Gallegos en su novela Canaima pinta el caso del joven Marcos Vargas a punto de ser devorado por las hirvientes aguas del pailón cuajadas de zapoaras: “Ya las zapoaras atraídas por la succión de los pailones, estaban al alcance de las tarrayas, y Marcos confundido entre los pescadores, desnudos de cintura arriba, descalzo y con los pantalones arremangados hasta los muslos, mientras en lo alto de la laja se apiñaba la muchedumbre que de toda la ciudad acudía a presenciar el espectáculo emocionante (…) Más de pronto todo aquel rumor humano se convirtió en un solo grito de sobresalto, Marcos Vargas había resbalado y caído en los pailones. Pero fue cosa de instantes no más el riesgo corrido. El remolino de las aguas no pudo arrollarlo, lo corto a brazo esforzado, ganó el remanso y volvió a treparse sobre la laja antes que los pescadores lograran acudir en su auxilio”.
El bardo bolivarense, Héctor Guillermo Villalobos, en su “Romance de la Zapoara” versa sobre la muerte en el Pailón durante la pesca de este pez plateado y cuneiforme: “¡Ay, mi madre! en el traspiés / Y nada más…El río brama / ¡Qué muerte resbaladiza! /Qué traicionera puntada! / Y así se lleva a los hombres / la Laja de la Zapoara”.
Si famoso es el Pailón de la Laja de la Sapoara, lo es también tanto el Pailón de los raudales del Infierno i El Torno donde según el capitán Alí Luces, el llamado “Caimán del Orinoco”, se han trabucado numerosas curiaras con su saldo de tripulantes y familias ahogados. Igualmente en el Pailón del Burro, San Jorge, El Bachaco. Y así como los pescadores ribereños nos despiden de la orilla diciendo “Cuídate de los Pailones”, también nos previenen de los Chubascos que son aguaceros con mucho viento que encrespan las olas. Nubarrón oscuro y cargado de humedad que se presenta en el horizonte repentinamente, y que, empujado por la brisa fuerte se resuelven en agua o viento capaz de hacer naufragar al patrón más diestro y prevenido en la navegación fluvial.
“Cuídate de las Tres Marías” es también expresión proverbial en la navegación por el Orinoco. Desde el estuario deltano hasta Puerto Ayacucho pueden repentinamente aparecer las “Tres Marías”: tres grandes olas que sobresalen del resto de las olas para anegar o sepultar la lancha o curiara que se desplace por el río.

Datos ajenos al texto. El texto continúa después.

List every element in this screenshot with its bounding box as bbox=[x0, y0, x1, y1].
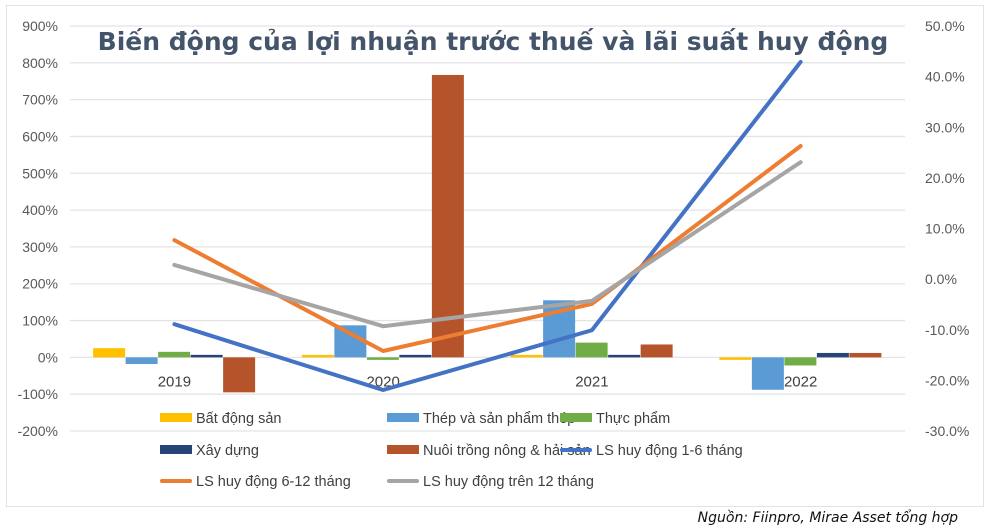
bar bbox=[575, 342, 608, 358]
x-tick-label: 2019 bbox=[158, 373, 191, 390]
legend-label: Bất động sản bbox=[196, 411, 281, 427]
bar bbox=[640, 344, 673, 358]
bar bbox=[93, 348, 126, 358]
y-tick-label: 400% bbox=[22, 202, 58, 218]
legend-label: Xây dựng bbox=[196, 443, 259, 459]
bar bbox=[608, 354, 641, 358]
legend-label: LS huy động 6-12 tháng bbox=[196, 474, 351, 490]
bar bbox=[223, 357, 256, 393]
x-tick-label: 2022 bbox=[784, 373, 817, 390]
y-tick-label: 200% bbox=[22, 276, 58, 292]
legend-swatch bbox=[160, 413, 192, 422]
legend-label: Thực phẩm bbox=[596, 411, 670, 427]
y2-tick-label: -20.0% bbox=[925, 372, 969, 388]
y2-tick-label: 30.0% bbox=[925, 119, 965, 135]
y2-tick-label: -10.0% bbox=[925, 322, 969, 338]
y2-tick-label: 10.0% bbox=[925, 221, 965, 237]
y-tick-label: -200% bbox=[18, 423, 58, 439]
y-tick-label: 300% bbox=[22, 239, 58, 255]
combo-chart: 900% 800% 700% 600% 500% 400% 300% 200% 100% 0% -1… bbox=[18, 18, 970, 490]
right-y-axis: 50.0% 40.0% 30.0% 20.0% 10.0% 0.0% -10.0% -20.0… bbox=[925, 18, 969, 439]
legend-swatch bbox=[160, 445, 192, 454]
y2-tick-label: 40.0% bbox=[925, 69, 965, 85]
legend-swatch bbox=[387, 445, 419, 454]
y2-tick-label: 50.0% bbox=[925, 18, 965, 34]
y-tick-label: 700% bbox=[22, 92, 58, 108]
y-tick-label: 600% bbox=[22, 128, 58, 144]
bar bbox=[399, 354, 432, 358]
source-note: Nguồn: Fiinpro, Mirae Asset tổng hợp bbox=[697, 510, 958, 526]
x-tick-label: 2021 bbox=[575, 373, 608, 390]
y2-tick-label: 20.0% bbox=[925, 170, 965, 186]
left-y-axis: 900% 800% 700% 600% 500% 400% 300% 200% 100% 0% -1… bbox=[18, 18, 58, 439]
bar bbox=[366, 357, 399, 360]
chart-title: Biến động của lợi nhuận trước thuế và lã… bbox=[98, 27, 889, 56]
bar bbox=[719, 357, 752, 360]
y-tick-label: 100% bbox=[22, 313, 58, 329]
y-tick-label: 800% bbox=[22, 55, 58, 71]
x-axis-labels: 2019 2020 2021 2022 bbox=[158, 373, 818, 390]
legend-swatch bbox=[387, 413, 419, 422]
legend-swatch bbox=[560, 413, 592, 422]
bar bbox=[301, 354, 334, 358]
bar bbox=[158, 351, 191, 358]
bar bbox=[125, 357, 158, 364]
line-series bbox=[172, 59, 803, 392]
legend: Bất động sản Thép và sản phẩm thép Thực ph… bbox=[160, 411, 743, 490]
bar bbox=[816, 352, 849, 358]
bar bbox=[190, 354, 223, 358]
bar bbox=[784, 357, 817, 366]
legend-label: LS huy động trên 12 tháng bbox=[423, 474, 594, 490]
legend-label: Nuôi trồng nông & hải sản bbox=[423, 443, 591, 459]
line-series-path bbox=[172, 160, 803, 329]
chart-frame bbox=[6, 5, 984, 507]
bar bbox=[510, 354, 543, 358]
y-tick-label: 500% bbox=[22, 165, 58, 181]
bar bbox=[849, 352, 882, 358]
bar-series bbox=[93, 74, 882, 393]
y2-tick-label: 0.0% bbox=[925, 271, 957, 287]
bar bbox=[751, 357, 784, 390]
y2-tick-label: -30.0% bbox=[925, 423, 969, 439]
bar bbox=[431, 74, 464, 358]
y-tick-label: 900% bbox=[22, 18, 58, 34]
legend-label: LS huy động 1-6 tháng bbox=[596, 443, 743, 459]
y-tick-label: -100% bbox=[18, 386, 58, 402]
line-series-path bbox=[172, 59, 803, 392]
y-tick-label: 0% bbox=[38, 349, 58, 365]
legend-label: Thép và sản phẩm thép bbox=[423, 411, 575, 427]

Las olas menudas que rielan al río en trechos largos y repentinos se conocen con el nombre de “chapichapi”, particularidad fónica con la cual el curiarero o lanchero identifica a las olas pequeñas que chocan contra el casco de la nave en curso. También son fenómenos ocasionales, producto de las corrientes que se rozan antes de entrar en remanso.
Lo cierto es que los Pailones del Orinoco cuentan unas cuantas víctimas por inmersión que según la creencia popular son las ánimas que pueblan las costas a lo largo del río. Vale decir, los ahogados que jamás aparecieron o que nunca pudo localizar la totuma y la vela de la candelaria.
Del sortilegio de la vela y la totuma habla en su novela “La Ciudad de Piedra” el periodista Diógenes Troncone Sánchez en el capítulo final cuando la Guaricha, protagonista de la novela, es sepultada por las aguas luego de caer en uno de los hirvientes pailones del río. “Mucha gente arremolinada alrededor de una anciana que fumaba Güima, parloteaba y hacía comentarios del sortilegio de la vela y la totuma. “¿Eso dará resultado, misia?” “Claro que sí, mijito. La totuma, la vela y los rezos no fallan”. Pero esta vez fallaron pues la Guaricha nunca apareció. Una vela encendida fue colocada en el fondo de una totuma puesta a navegar en la zona donde los indicios indicaban el punto posible de la tragedia. Si llegaba a detenerse, seguro que allí los buzos encontrarían el cuerpo de la víctima, pero fue imposible un chubasco repentino acabó con el ritual supersticioso de ese día.